また、北米更年期学会(NAMS)の学会誌メノポーズ(Menopause)に掲載された調査によると、女性を年代別に生殖期後期と閉経期移行期に分けて調べたところ、いわゆる更年期障害といわれる身体の症状や気分など精神的な状態にはどちらのグループにも共通点が多く見つかりました。
ほてり、発汗、睡眠障害、関節や筋肉の痛み、薄毛、肌のかゆみ、悲しい気持ちや憂鬱、落ち込み、物忘れなどメンタル面の不調にいたるまで共通していて、何らかの更年期症状を持っている調査回答者の半数(50%)は不安を感じると報告し、56%はいら立ちを感じる、また54%はなかなか集中できない、63%は物忘れが多いと報告しているとのこと。
更年期症状はこれまでに考えられていたよりも、かなり早い段階で始まっている可能性があり、比較的若い世代はそうした不調を訴えても、それを更年期障害というにはまだ早すぎる、とされ、適切なケアが受けられない可能性があるということです。
更年期の症状、閉経のずっと前に始まるとの新調査 2021/9/11
https://news.yahoo.co.jp/articles/669d36e383603a73f2563a5b0f75b63581128a81
こうした調査結果から、ウェルネス・フードによる更年期ケアを市場としてとらえると、一般的に更年期障害の対象となる50歳前後よりももっと若い世代にまで裾野を広げ、積極的にケアすれば不快な症状を未然に予防また緩和でき、アクティブライフを堪能できると訴求するマーケティング戦略が考案できるでしょう。
そのためには、対象となりうる女性に対し、こうした症状がより早い段階で起こりうるという啓発を与え、心の準備を促すことで、過剰な動揺や孤立を感じることなく適切な対処をして乗り越えていけると思われます。
一般常識として、女性に年齢をきくのは失礼だという概念が昔からありますが、近年、人の見かけ年齢と実年齢のギャップが広がり、男女問わずいわゆる「年齢不詳」な人が増えている実感はないでしょうか。

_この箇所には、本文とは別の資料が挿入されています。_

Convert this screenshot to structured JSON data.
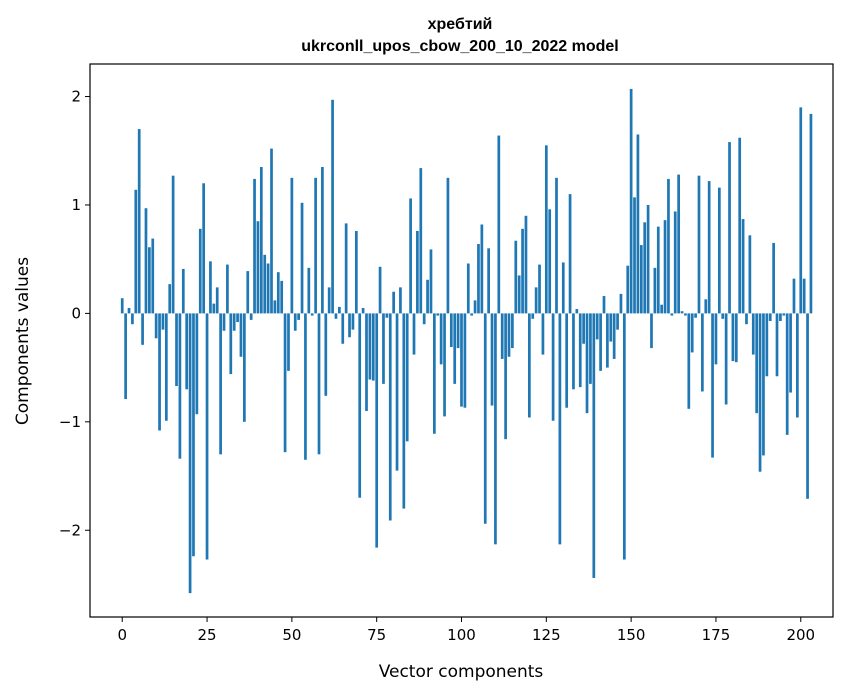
{
  "chart_data": {
    "type": "bar",
    "title": "хребтий",
    "subtitle": "ukrconll_upos_cbow_200_10_2022 model",
    "xlabel": "Vector components",
    "ylabel": "Components values",
    "xlim": [
      -9.5,
      209.5
    ],
    "ylim": [
      -2.8,
      2.3
    ],
    "xticks": [
      0,
      25,
      50,
      75,
      100,
      125,
      150,
      175,
      200
    ],
    "yticks": [
      -2,
      -1,
      0,
      1,
      2
    ],
    "ytick_labels": [
      "−2",
      "−1",
      "0",
      "1",
      "2"
    ],
    "bar_color": "#1f77b4",
    "grid": false,
    "values": [
      0.14,
      -0.79,
      0.05,
      -0.1,
      1.14,
      1.7,
      -0.29,
      0.97,
      0.61,
      0.69,
      -0.23,
      -1.08,
      -0.15,
      -0.99,
      0.27,
      1.27,
      -0.67,
      -1.34,
      0.41,
      -0.7,
      -2.58,
      -2.24,
      -0.93,
      0.78,
      1.2,
      -2.27,
      0.48,
      0.09,
      0.24,
      -1.3,
      -0.16,
      0.45,
      -0.56,
      -0.16,
      -0.08,
      -0.4,
      -1.0,
      0.39,
      -0.06,
      1.24,
      0.85,
      1.35,
      0.54,
      0.46,
      1.52,
      0.12,
      0.38,
      0.3,
      -1.28,
      -0.53,
      1.25,
      -0.16,
      -0.06,
      1.02,
      -1.35,
      0.42,
      -0.02,
      1.25,
      -1.3,
      1.35,
      -0.76,
      0.24,
      1.97,
      -0.05,
      0.06,
      -0.28,
      0.83,
      -0.22,
      -0.15,
      0.76,
      -1.7,
      0.05,
      -0.9,
      -0.61,
      -0.62,
      -2.16,
      0.43,
      -0.65,
      -0.04,
      -1.91,
      0.2,
      -1.45,
      0.24,
      -1.8,
      -1.18,
      1.06,
      -0.38,
      0.76,
      1.34,
      -0.1,
      0.31,
      0.59,
      -1.11,
      -0.02,
      -0.47,
      -0.95,
      1.25,
      -0.31,
      -0.65,
      -0.32,
      -0.86,
      -0.87,
      0.46,
      -0.02,
      0.12,
      0.64,
      0.82,
      -1.94,
      0.6,
      -0.85,
      -2.13,
      1.64,
      -0.42,
      -1.16,
      -0.4,
      -0.32,
      0.67,
      0.35,
      0.78,
      0.9,
      -0.96,
      -0.05,
      0.24,
      0.45,
      -0.38,
      1.55,
      0.96,
      -0.99,
      1.25,
      -2.13,
      0.47,
      -0.87,
      1.1,
      -0.7,
      0.04,
      -0.68,
      -0.28,
      -0.92,
      -0.65,
      -2.44,
      -0.24,
      -0.53,
      0.16,
      -0.5,
      -0.26,
      -0.42,
      -0.15,
      0.18,
      -2.27,
      0.44,
      2.07,
      1.07,
      1.65,
      0.63,
      0.84,
      1.0,
      -0.32,
      0.42,
      0.8,
      0.08,
      0.86,
      1.24,
      -0.02,
      0.94,
      1.28,
      0.02,
      -0.02,
      -0.88,
      -0.36,
      -0.04,
      1.27,
      -0.72,
      0.13,
      1.22,
      -1.33,
      -0.47,
      1.16,
      -0.05,
      -0.84,
      1.58,
      -0.44,
      -0.45,
      1.62,
      0.87,
      -0.1,
      0.72,
      -0.38,
      -0.92,
      -1.46,
      -1.31,
      -0.58,
      -0.07,
      0.65,
      -0.58,
      -0.07,
      -0.02,
      -1.12,
      -0.73,
      0.32,
      -0.96,
      1.9,
      0.32,
      -1.71,
      1.84
    ]
  }
}
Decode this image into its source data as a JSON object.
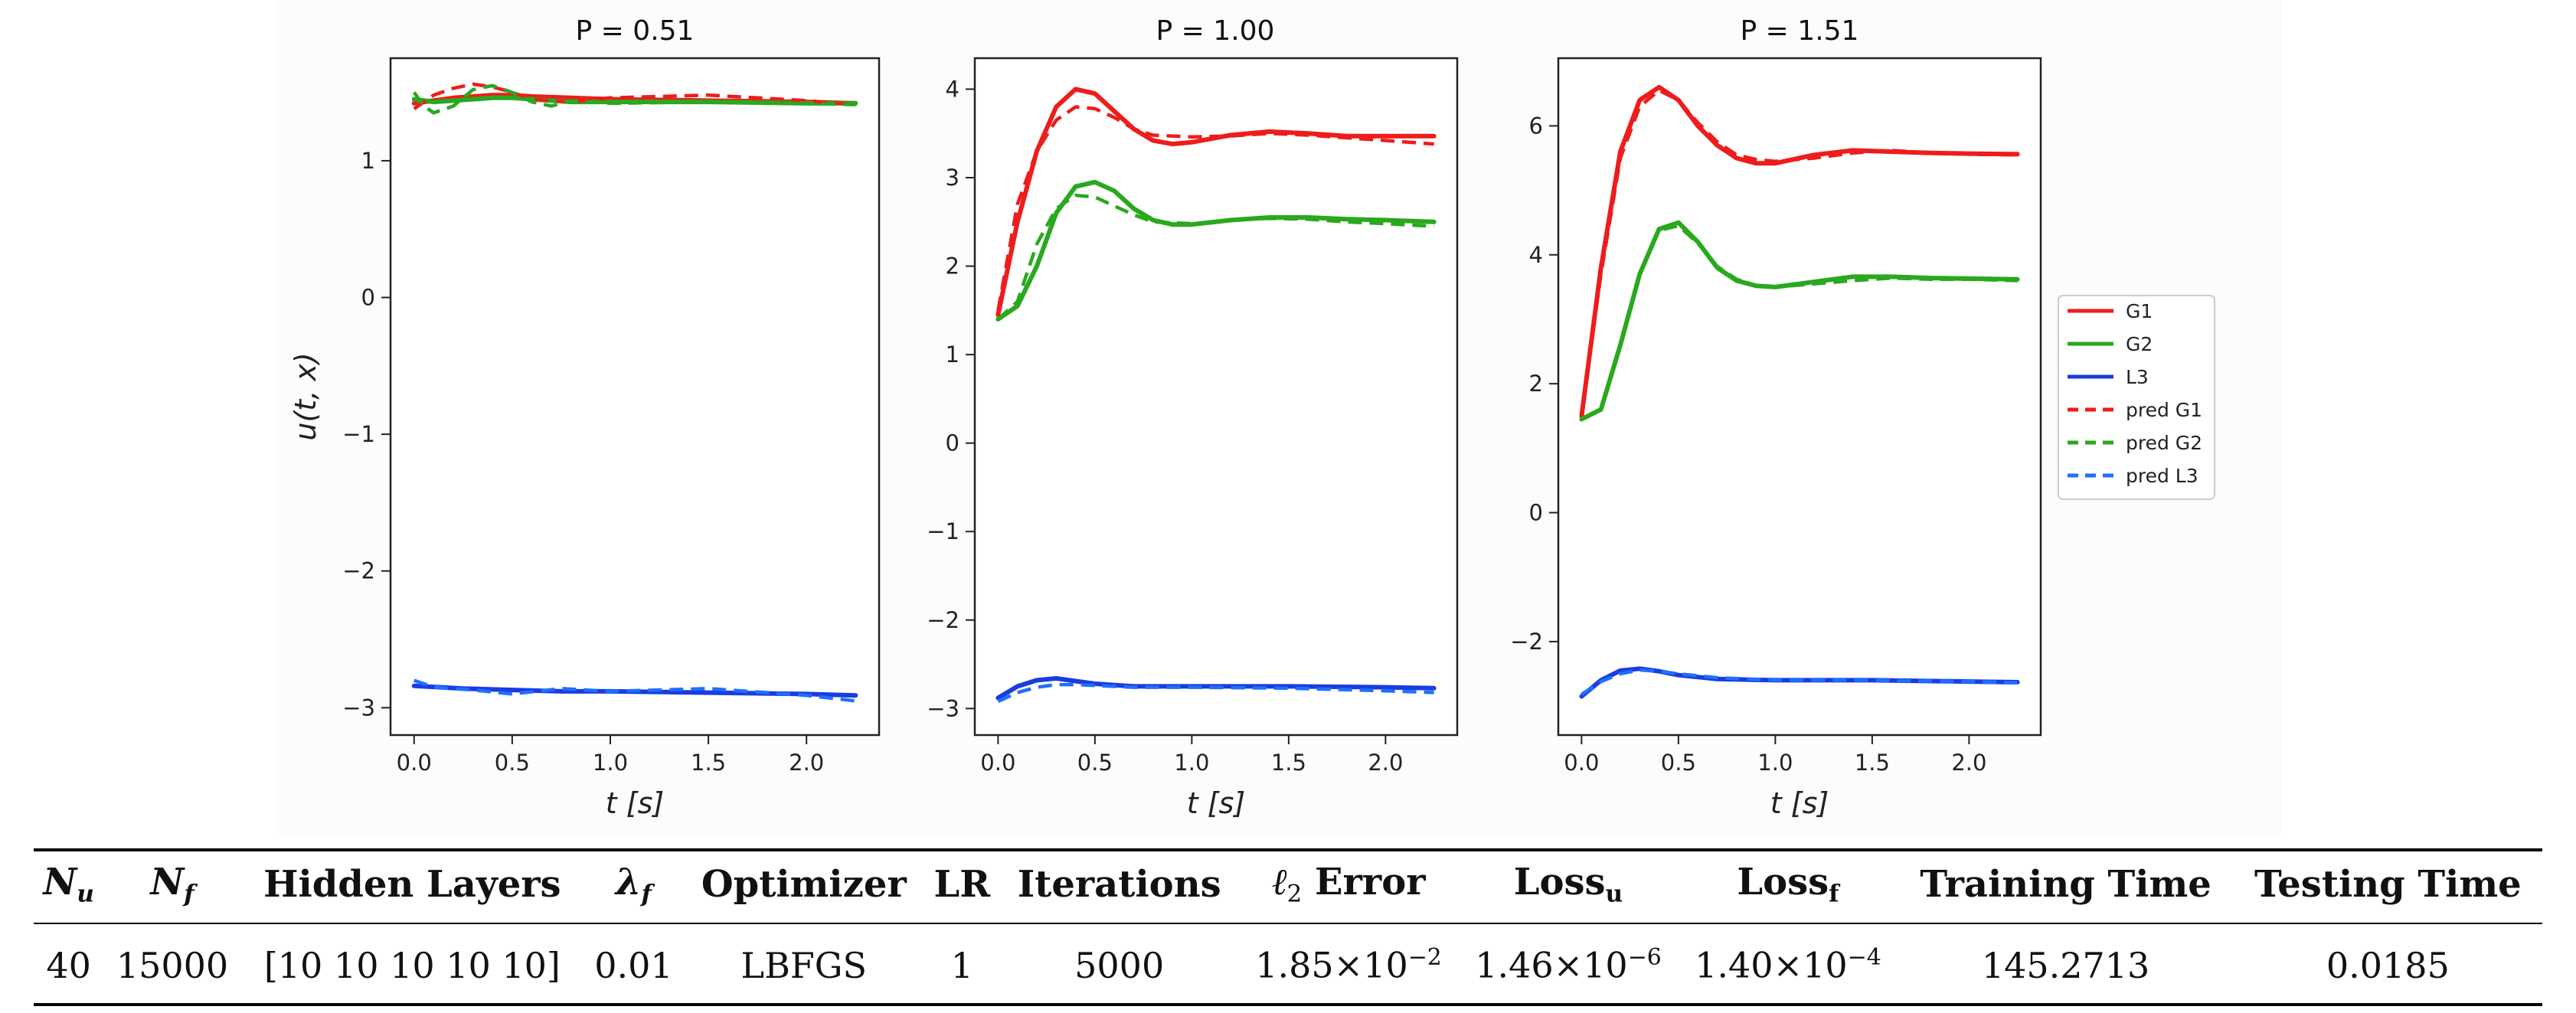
{
  "chart_data": [
    {
      "type": "line",
      "title": "P = 0.51",
      "xlabel": "t [s]",
      "ylabel": "u(t, x)",
      "xlim": [
        -0.12,
        2.37
      ],
      "ylim": [
        -3.2,
        1.75
      ],
      "xticks": [
        0.0,
        0.5,
        1.0,
        1.5,
        2.0
      ],
      "xtick_labels": [
        "0.0",
        "0.5",
        "1.0",
        "1.5",
        "2.0"
      ],
      "yticks": [
        -3,
        -2,
        -1,
        0,
        1
      ],
      "ytick_labels": [
        "−3",
        "−2",
        "−1",
        "0",
        "1"
      ],
      "series": [
        {
          "name": "G1",
          "color": "#ee1c1c",
          "dashed": false,
          "x": [
            0,
            0.1,
            0.2,
            0.3,
            0.4,
            0.5,
            0.6,
            0.8,
            1.0,
            1.5,
            2.0,
            2.25
          ],
          "y": [
            1.42,
            1.44,
            1.46,
            1.47,
            1.48,
            1.48,
            1.47,
            1.46,
            1.45,
            1.44,
            1.43,
            1.42
          ]
        },
        {
          "name": "G2",
          "color": "#2aa81e",
          "dashed": false,
          "x": [
            0,
            0.1,
            0.2,
            0.3,
            0.4,
            0.5,
            0.6,
            0.8,
            1.0,
            1.5,
            2.0,
            2.25
          ],
          "y": [
            1.45,
            1.43,
            1.44,
            1.45,
            1.46,
            1.46,
            1.45,
            1.43,
            1.43,
            1.43,
            1.42,
            1.42
          ]
        },
        {
          "name": "L3",
          "color": "#1a3ce0",
          "dashed": false,
          "x": [
            0,
            0.25,
            0.5,
            0.75,
            1.0,
            1.5,
            2.0,
            2.25
          ],
          "y": [
            -2.84,
            -2.86,
            -2.87,
            -2.88,
            -2.88,
            -2.89,
            -2.9,
            -2.91
          ]
        },
        {
          "name": "pred G1",
          "color": "#ee1c1c",
          "dashed": true,
          "x": [
            0,
            0.1,
            0.2,
            0.3,
            0.4,
            0.5,
            0.6,
            0.8,
            1.0,
            1.5,
            2.0,
            2.25
          ],
          "y": [
            1.38,
            1.48,
            1.53,
            1.56,
            1.54,
            1.5,
            1.45,
            1.43,
            1.46,
            1.48,
            1.44,
            1.41
          ]
        },
        {
          "name": "pred G2",
          "color": "#2aa81e",
          "dashed": true,
          "x": [
            0,
            0.05,
            0.1,
            0.2,
            0.3,
            0.4,
            0.5,
            0.6,
            0.7,
            0.8,
            1.0,
            1.5,
            2.0,
            2.25
          ],
          "y": [
            1.5,
            1.4,
            1.35,
            1.4,
            1.52,
            1.55,
            1.5,
            1.43,
            1.4,
            1.44,
            1.42,
            1.43,
            1.42,
            1.41
          ]
        },
        {
          "name": "pred L3",
          "color": "#1f6fff",
          "dashed": true,
          "x": [
            0,
            0.1,
            0.3,
            0.5,
            0.75,
            1.0,
            1.5,
            2.0,
            2.25
          ],
          "y": [
            -2.8,
            -2.85,
            -2.87,
            -2.9,
            -2.86,
            -2.88,
            -2.86,
            -2.91,
            -2.95
          ]
        }
      ]
    },
    {
      "type": "line",
      "title": "P = 1.00",
      "xlabel": "t [s]",
      "ylabel": "",
      "xlim": [
        -0.12,
        2.37
      ],
      "ylim": [
        -3.3,
        4.35
      ],
      "xticks": [
        0.0,
        0.5,
        1.0,
        1.5,
        2.0
      ],
      "xtick_labels": [
        "0.0",
        "0.5",
        "1.0",
        "1.5",
        "2.0"
      ],
      "yticks": [
        -3,
        -2,
        -1,
        0,
        1,
        2,
        3,
        4
      ],
      "ytick_labels": [
        "−3",
        "−2",
        "−1",
        "0",
        "1",
        "2",
        "3",
        "4"
      ],
      "series": [
        {
          "name": "G1",
          "color": "#ee1c1c",
          "dashed": false,
          "x": [
            0,
            0.1,
            0.2,
            0.3,
            0.4,
            0.5,
            0.6,
            0.7,
            0.8,
            0.9,
            1.0,
            1.2,
            1.4,
            1.6,
            1.8,
            2.0,
            2.25
          ],
          "y": [
            1.45,
            2.5,
            3.3,
            3.8,
            4.0,
            3.95,
            3.75,
            3.55,
            3.42,
            3.38,
            3.4,
            3.48,
            3.52,
            3.5,
            3.47,
            3.47,
            3.47
          ]
        },
        {
          "name": "G2",
          "color": "#2aa81e",
          "dashed": false,
          "x": [
            0,
            0.1,
            0.2,
            0.3,
            0.4,
            0.5,
            0.6,
            0.7,
            0.8,
            0.9,
            1.0,
            1.2,
            1.4,
            1.6,
            1.8,
            2.0,
            2.25
          ],
          "y": [
            1.4,
            1.55,
            2.0,
            2.6,
            2.9,
            2.95,
            2.85,
            2.65,
            2.52,
            2.47,
            2.47,
            2.52,
            2.55,
            2.55,
            2.53,
            2.52,
            2.5
          ]
        },
        {
          "name": "L3",
          "color": "#1a3ce0",
          "dashed": false,
          "x": [
            0,
            0.1,
            0.2,
            0.3,
            0.4,
            0.5,
            0.7,
            1.0,
            1.5,
            2.0,
            2.25
          ],
          "y": [
            -2.88,
            -2.75,
            -2.68,
            -2.66,
            -2.69,
            -2.72,
            -2.75,
            -2.75,
            -2.75,
            -2.76,
            -2.77
          ]
        },
        {
          "name": "pred G1",
          "color": "#ee1c1c",
          "dashed": true,
          "x": [
            0,
            0.1,
            0.2,
            0.3,
            0.4,
            0.5,
            0.6,
            0.7,
            0.8,
            1.0,
            1.2,
            1.4,
            1.6,
            1.8,
            2.0,
            2.25
          ],
          "y": [
            1.5,
            2.7,
            3.3,
            3.65,
            3.8,
            3.78,
            3.68,
            3.55,
            3.48,
            3.46,
            3.47,
            3.5,
            3.48,
            3.45,
            3.42,
            3.38
          ]
        },
        {
          "name": "pred G2",
          "color": "#2aa81e",
          "dashed": true,
          "x": [
            0,
            0.1,
            0.2,
            0.3,
            0.4,
            0.5,
            0.6,
            0.7,
            0.8,
            1.0,
            1.2,
            1.4,
            1.6,
            1.8,
            2.0,
            2.25
          ],
          "y": [
            1.4,
            1.6,
            2.25,
            2.65,
            2.8,
            2.78,
            2.68,
            2.58,
            2.5,
            2.48,
            2.52,
            2.54,
            2.53,
            2.5,
            2.48,
            2.45
          ]
        },
        {
          "name": "pred L3",
          "color": "#1f6fff",
          "dashed": true,
          "x": [
            0,
            0.1,
            0.2,
            0.3,
            0.4,
            0.5,
            0.7,
            1.0,
            1.5,
            2.0,
            2.25
          ],
          "y": [
            -2.92,
            -2.82,
            -2.76,
            -2.73,
            -2.73,
            -2.74,
            -2.76,
            -2.76,
            -2.77,
            -2.8,
            -2.82
          ]
        }
      ]
    },
    {
      "type": "line",
      "title": "P = 1.51",
      "xlabel": "t [s]",
      "ylabel": "",
      "xlim": [
        -0.12,
        2.37
      ],
      "ylim": [
        -3.45,
        7.05
      ],
      "xticks": [
        0.0,
        0.5,
        1.0,
        1.5,
        2.0
      ],
      "xtick_labels": [
        "0.0",
        "0.5",
        "1.0",
        "1.5",
        "2.0"
      ],
      "yticks": [
        -2,
        0,
        2,
        4,
        6
      ],
      "ytick_labels": [
        "−2",
        "0",
        "2",
        "4",
        "6"
      ],
      "series": [
        {
          "name": "G1",
          "color": "#ee1c1c",
          "dashed": false,
          "x": [
            0,
            0.1,
            0.2,
            0.3,
            0.4,
            0.5,
            0.6,
            0.7,
            0.8,
            0.9,
            1.0,
            1.2,
            1.4,
            1.6,
            1.8,
            2.0,
            2.25
          ],
          "y": [
            1.5,
            3.8,
            5.6,
            6.4,
            6.6,
            6.4,
            6.0,
            5.7,
            5.5,
            5.42,
            5.42,
            5.55,
            5.62,
            5.6,
            5.58,
            5.57,
            5.56
          ]
        },
        {
          "name": "G2",
          "color": "#2aa81e",
          "dashed": false,
          "x": [
            0,
            0.1,
            0.2,
            0.3,
            0.4,
            0.5,
            0.6,
            0.7,
            0.8,
            0.9,
            1.0,
            1.2,
            1.4,
            1.6,
            1.8,
            2.0,
            2.25
          ],
          "y": [
            1.45,
            1.6,
            2.6,
            3.7,
            4.4,
            4.5,
            4.2,
            3.8,
            3.6,
            3.52,
            3.5,
            3.58,
            3.66,
            3.66,
            3.64,
            3.63,
            3.62
          ]
        },
        {
          "name": "L3",
          "color": "#1a3ce0",
          "dashed": false,
          "x": [
            0,
            0.1,
            0.2,
            0.3,
            0.4,
            0.5,
            0.7,
            1.0,
            1.5,
            2.0,
            2.25
          ],
          "y": [
            -2.85,
            -2.6,
            -2.45,
            -2.42,
            -2.46,
            -2.52,
            -2.58,
            -2.6,
            -2.6,
            -2.62,
            -2.63
          ]
        },
        {
          "name": "pred G1",
          "color": "#ee1c1c",
          "dashed": true,
          "x": [
            0,
            0.1,
            0.2,
            0.3,
            0.4,
            0.5,
            0.6,
            0.7,
            0.8,
            0.9,
            1.0,
            1.2,
            1.4,
            1.6,
            1.8,
            2.0,
            2.25
          ],
          "y": [
            1.5,
            3.7,
            5.5,
            6.3,
            6.55,
            6.4,
            6.05,
            5.75,
            5.55,
            5.48,
            5.45,
            5.5,
            5.58,
            5.62,
            5.58,
            5.56,
            5.55
          ]
        },
        {
          "name": "pred G2",
          "color": "#2aa81e",
          "dashed": true,
          "x": [
            0,
            0.1,
            0.2,
            0.3,
            0.4,
            0.5,
            0.6,
            0.7,
            0.8,
            0.9,
            1.0,
            1.2,
            1.4,
            1.6,
            1.8,
            2.0,
            2.25
          ],
          "y": [
            1.45,
            1.62,
            2.6,
            3.7,
            4.38,
            4.45,
            4.18,
            3.82,
            3.62,
            3.52,
            3.5,
            3.55,
            3.6,
            3.64,
            3.62,
            3.62,
            3.6
          ]
        },
        {
          "name": "pred L3",
          "color": "#1f6fff",
          "dashed": true,
          "x": [
            0,
            0.1,
            0.2,
            0.3,
            0.4,
            0.5,
            0.7,
            1.0,
            1.5,
            2.0,
            2.25
          ],
          "y": [
            -2.82,
            -2.62,
            -2.5,
            -2.44,
            -2.46,
            -2.5,
            -2.56,
            -2.6,
            -2.6,
            -2.62,
            -2.64
          ]
        }
      ]
    }
  ],
  "legend": {
    "entries": [
      {
        "label": "G1",
        "color": "#ee1c1c",
        "dashed": false
      },
      {
        "label": "G2",
        "color": "#2aa81e",
        "dashed": false
      },
      {
        "label": "L3",
        "color": "#1a3ce0",
        "dashed": false
      },
      {
        "label": "pred G1",
        "color": "#ee1c1c",
        "dashed": true
      },
      {
        "label": "pred G2",
        "color": "#2aa81e",
        "dashed": true
      },
      {
        "label": "pred L3",
        "color": "#1f6fff",
        "dashed": true
      }
    ]
  },
  "table": {
    "headers": {
      "nu_base": "N",
      "nu_sub": "u",
      "nf_base": "N",
      "nf_sub": "f",
      "hidden_layers": "Hidden Layers",
      "lambda_base": "λ",
      "lambda_sub": "f",
      "optimizer": "Optimizer",
      "lr": "LR",
      "iterations": "Iterations",
      "l2_base": "ℓ",
      "l2_sub": "2",
      "l2_rest": " Error",
      "lossu_base": "Loss",
      "lossu_sub": "u",
      "lossf_base": "Loss",
      "lossf_sub": "f",
      "training_time": "Training Time",
      "testing_time": "Testing Time"
    },
    "row": {
      "nu": "40",
      "nf": "15000",
      "hidden_layers": "[10 10 10 10 10]",
      "lambda": "0.01",
      "optimizer": "LBFGS",
      "lr": "1",
      "iterations": "5000",
      "l2_mantissa": "1.85×10",
      "l2_exp": "−2",
      "lossu_mantissa": "1.46×10",
      "lossu_exp": "−6",
      "lossf_mantissa": "1.40×10",
      "lossf_exp": "−4",
      "training_time": "145.2713",
      "testing_time": "0.0185"
    }
  }
}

普段よく耳にするアラサー、アラフォーというキーワードがさらに上の年齢層へと発展し、アラフィフ(アラウンド50歳)、アラカン(アラウンド還暦、つまり60歳前後)といった更年期以降の年齢層の女性が「〇〇女子」などと自ら名乗り、まるで学生の頃のようにアクティブに趣味に興じたり、新しいチャレンジを始めたりする風潮がある昨今、自分の心身の不調がいわゆる「更年期障害」の一種なのだ、という認識を持つことは、自分が急に年をとり老け込んでしまうような悲観や落胆を与えかねません。
そこで、対象となる女性たちに対するマーケティング・コミュニケーションとしては、これからは更年期に代わる、ウェルビーイングに根ざした積極的な訴求表現の模索が求められるのではないかとも思います。
更年期と呼ぶか呼ばないかに関わらず、ウェルネス・フードの分野では自分の心身の変化に前向きに向き合えるようなムードづくりが今こそ求められているような気がします。